Probably nailed. I would start at the top board with a few whacks up with a hammers. Something should move. Then the columns. Wonder bars work wonders...... Can't really see how the mirror is held, usually with trim or molding.


----------



## Fix'n it (Mar 12, 2012)

that has value, to someone. and it probably isn't much. i would just bust it out. perhaps trying to save a few of the pieces for other uses. and watch out for the wires.


----------



## Ravenworks (Oct 31, 2010)

How do you plan on fixing the wall so it matches?
What about the trim and the floor under this?
You better think about this before you get into it.


----------



## user1007 (Sep 23, 2009)

Tape the mirror so you don't get cut or have glass shards all over if it gives on you. The whole thing looks like it was made from trim and molding pieces so as mentioned, use a nice flat bar and I am guessing you can just pull it apart. 
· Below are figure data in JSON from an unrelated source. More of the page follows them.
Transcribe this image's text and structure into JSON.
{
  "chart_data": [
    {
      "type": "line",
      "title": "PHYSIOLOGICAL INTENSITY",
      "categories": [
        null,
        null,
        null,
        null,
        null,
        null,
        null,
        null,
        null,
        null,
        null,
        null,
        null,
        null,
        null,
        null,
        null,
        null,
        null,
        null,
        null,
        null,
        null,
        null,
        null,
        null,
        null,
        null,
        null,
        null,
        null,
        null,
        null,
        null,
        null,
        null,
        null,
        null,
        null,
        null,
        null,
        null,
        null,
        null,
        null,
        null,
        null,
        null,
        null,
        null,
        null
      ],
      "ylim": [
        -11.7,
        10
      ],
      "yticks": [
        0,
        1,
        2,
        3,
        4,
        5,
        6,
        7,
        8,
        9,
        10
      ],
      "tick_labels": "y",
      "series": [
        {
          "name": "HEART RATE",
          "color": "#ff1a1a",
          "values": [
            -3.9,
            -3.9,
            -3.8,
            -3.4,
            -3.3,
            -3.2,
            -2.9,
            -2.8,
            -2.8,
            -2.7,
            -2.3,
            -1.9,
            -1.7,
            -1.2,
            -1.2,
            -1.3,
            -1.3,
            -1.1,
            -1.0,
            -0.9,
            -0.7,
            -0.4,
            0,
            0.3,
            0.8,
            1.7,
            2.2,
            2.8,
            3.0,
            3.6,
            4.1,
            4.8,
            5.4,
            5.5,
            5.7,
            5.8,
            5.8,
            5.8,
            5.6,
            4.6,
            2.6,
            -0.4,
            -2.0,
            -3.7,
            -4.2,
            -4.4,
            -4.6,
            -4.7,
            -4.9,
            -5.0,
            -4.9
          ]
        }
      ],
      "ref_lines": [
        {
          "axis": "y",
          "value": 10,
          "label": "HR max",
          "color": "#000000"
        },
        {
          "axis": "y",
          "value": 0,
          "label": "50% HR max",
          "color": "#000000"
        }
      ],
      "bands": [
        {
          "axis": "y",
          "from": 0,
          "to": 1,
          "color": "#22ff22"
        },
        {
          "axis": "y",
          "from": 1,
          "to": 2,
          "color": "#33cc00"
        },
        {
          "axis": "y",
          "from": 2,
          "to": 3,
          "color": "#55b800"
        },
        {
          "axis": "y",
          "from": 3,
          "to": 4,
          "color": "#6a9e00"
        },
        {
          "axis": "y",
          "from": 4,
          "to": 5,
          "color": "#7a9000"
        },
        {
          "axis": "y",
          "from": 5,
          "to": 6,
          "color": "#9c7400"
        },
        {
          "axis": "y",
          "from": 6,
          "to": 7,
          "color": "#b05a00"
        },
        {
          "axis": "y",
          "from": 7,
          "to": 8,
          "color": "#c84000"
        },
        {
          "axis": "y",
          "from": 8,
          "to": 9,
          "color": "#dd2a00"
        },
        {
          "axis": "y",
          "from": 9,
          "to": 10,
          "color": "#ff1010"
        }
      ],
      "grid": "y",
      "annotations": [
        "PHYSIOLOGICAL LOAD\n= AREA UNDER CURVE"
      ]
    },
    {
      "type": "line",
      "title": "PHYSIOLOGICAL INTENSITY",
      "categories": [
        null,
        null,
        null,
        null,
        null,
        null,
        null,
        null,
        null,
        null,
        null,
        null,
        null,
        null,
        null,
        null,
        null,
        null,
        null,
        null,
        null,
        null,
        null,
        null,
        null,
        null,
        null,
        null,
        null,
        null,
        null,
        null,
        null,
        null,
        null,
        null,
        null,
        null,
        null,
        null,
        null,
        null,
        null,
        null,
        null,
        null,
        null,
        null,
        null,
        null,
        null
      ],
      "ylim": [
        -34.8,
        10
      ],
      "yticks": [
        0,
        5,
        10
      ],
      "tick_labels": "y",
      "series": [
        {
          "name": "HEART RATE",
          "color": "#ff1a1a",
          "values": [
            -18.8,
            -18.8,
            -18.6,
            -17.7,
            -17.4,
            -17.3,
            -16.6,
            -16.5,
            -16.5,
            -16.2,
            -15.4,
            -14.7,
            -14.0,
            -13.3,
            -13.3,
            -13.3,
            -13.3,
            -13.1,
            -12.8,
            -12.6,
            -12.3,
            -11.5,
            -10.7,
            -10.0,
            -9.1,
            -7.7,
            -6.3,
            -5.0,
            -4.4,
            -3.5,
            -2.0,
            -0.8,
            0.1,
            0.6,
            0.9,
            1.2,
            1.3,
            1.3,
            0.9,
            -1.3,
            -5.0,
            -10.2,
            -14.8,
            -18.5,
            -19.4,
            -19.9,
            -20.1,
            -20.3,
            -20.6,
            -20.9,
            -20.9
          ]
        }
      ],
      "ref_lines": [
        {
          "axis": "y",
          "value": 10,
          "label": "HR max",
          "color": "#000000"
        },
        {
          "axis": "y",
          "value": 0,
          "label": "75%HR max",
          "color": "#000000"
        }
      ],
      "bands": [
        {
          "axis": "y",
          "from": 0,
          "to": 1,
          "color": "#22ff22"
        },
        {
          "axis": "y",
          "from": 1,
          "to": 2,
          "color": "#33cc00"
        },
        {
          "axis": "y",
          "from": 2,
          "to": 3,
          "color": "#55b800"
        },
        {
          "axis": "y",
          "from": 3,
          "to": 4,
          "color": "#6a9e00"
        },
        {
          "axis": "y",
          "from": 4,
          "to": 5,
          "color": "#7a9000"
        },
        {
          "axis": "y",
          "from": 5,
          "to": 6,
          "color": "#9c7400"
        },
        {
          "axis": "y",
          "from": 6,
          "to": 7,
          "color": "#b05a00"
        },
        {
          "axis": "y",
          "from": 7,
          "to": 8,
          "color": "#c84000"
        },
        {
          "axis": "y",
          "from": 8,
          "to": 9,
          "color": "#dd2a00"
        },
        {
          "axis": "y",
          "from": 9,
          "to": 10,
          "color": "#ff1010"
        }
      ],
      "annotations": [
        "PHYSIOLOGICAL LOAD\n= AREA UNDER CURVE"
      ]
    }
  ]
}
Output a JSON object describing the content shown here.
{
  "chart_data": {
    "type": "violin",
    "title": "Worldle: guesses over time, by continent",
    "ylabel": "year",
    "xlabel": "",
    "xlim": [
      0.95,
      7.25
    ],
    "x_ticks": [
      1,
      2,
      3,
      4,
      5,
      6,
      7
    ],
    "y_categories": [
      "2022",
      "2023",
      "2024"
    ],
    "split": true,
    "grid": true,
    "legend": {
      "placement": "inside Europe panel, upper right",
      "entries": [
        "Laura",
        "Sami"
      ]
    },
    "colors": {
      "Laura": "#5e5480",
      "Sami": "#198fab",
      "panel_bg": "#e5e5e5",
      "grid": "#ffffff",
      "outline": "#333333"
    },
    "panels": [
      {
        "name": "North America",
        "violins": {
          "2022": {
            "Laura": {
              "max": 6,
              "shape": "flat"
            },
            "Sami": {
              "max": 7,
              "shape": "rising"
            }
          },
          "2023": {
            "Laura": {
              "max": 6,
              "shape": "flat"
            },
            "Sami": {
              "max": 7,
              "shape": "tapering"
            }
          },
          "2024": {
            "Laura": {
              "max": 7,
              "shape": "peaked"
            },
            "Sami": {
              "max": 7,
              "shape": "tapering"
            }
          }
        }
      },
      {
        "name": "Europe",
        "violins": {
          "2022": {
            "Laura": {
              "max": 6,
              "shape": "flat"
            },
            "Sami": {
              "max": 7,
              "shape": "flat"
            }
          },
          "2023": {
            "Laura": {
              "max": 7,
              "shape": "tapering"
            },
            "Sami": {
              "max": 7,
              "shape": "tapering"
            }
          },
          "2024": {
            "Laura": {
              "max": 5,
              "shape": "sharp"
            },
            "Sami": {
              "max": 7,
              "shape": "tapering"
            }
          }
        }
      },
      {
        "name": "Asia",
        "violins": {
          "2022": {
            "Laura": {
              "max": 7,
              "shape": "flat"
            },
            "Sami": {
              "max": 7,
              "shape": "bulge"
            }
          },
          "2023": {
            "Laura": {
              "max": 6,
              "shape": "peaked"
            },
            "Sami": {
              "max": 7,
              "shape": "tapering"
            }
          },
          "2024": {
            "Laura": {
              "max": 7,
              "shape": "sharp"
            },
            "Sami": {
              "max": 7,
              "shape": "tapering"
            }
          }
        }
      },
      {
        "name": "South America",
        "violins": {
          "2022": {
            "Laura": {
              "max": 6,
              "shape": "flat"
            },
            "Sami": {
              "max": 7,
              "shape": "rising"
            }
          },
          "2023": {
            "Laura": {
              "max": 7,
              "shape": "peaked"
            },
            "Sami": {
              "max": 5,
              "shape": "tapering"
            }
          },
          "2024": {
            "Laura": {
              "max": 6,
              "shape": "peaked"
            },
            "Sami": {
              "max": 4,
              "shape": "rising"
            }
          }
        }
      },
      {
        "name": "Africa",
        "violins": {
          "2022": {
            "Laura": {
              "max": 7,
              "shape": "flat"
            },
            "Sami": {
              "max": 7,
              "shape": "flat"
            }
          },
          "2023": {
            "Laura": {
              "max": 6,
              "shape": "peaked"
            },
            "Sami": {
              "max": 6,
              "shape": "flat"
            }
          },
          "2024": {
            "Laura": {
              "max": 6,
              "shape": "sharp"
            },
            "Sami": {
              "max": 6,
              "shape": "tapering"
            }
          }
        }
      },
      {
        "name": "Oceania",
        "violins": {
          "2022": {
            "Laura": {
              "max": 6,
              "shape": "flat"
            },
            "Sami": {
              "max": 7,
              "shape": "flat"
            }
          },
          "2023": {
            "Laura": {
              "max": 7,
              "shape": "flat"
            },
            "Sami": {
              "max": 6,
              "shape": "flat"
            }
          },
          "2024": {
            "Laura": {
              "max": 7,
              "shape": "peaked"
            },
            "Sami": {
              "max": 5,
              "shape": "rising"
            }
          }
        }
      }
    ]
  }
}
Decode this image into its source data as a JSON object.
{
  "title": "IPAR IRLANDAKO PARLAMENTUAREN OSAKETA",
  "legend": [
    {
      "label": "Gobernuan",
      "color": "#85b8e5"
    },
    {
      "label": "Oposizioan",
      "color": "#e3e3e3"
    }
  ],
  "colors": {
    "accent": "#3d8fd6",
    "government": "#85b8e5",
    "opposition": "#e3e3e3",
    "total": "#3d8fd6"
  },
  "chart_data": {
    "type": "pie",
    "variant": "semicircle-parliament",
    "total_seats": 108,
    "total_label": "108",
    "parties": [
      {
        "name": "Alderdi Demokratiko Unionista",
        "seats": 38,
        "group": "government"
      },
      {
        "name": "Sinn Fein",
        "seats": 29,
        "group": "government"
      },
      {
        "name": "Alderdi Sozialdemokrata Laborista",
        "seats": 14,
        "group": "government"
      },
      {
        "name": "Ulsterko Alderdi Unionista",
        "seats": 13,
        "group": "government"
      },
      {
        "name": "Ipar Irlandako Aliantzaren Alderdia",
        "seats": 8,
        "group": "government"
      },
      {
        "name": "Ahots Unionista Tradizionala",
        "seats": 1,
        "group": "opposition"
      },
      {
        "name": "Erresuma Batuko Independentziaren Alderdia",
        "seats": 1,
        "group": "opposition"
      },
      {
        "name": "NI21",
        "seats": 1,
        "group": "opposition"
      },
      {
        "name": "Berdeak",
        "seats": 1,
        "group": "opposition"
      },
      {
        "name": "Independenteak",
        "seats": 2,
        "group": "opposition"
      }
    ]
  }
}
You have a decent picture so if you disassemble and mark all the pieces you could try listing it on Craig's List for a few schillings. I wouldn't get my hopes up though.


----------



## GarfE (Apr 9, 2012)

I hope it's a relatively easy piece to pry off the wall. I don't think it's made of trim work. The house was built around 1890-1900. It's a real solid piece of work. I'm hoping I can just pull it off with little harm to the plaster. 

The difficult thing is that it is placed on a corner that was built out between two walls. Where there should be a 90deg corner where the wall with the pocket doors intersect with the interior wall of the room, there is this wall with the fireplace mantle.... Taking up most of the wall. There's only about 3-5 inches from the mantle to either side of the two walls. Not much space for work with tools.

Will using a pry bar destroy the walls? I've never worked with plaster walls. Previously I've only worked with drywall in my previous house


----------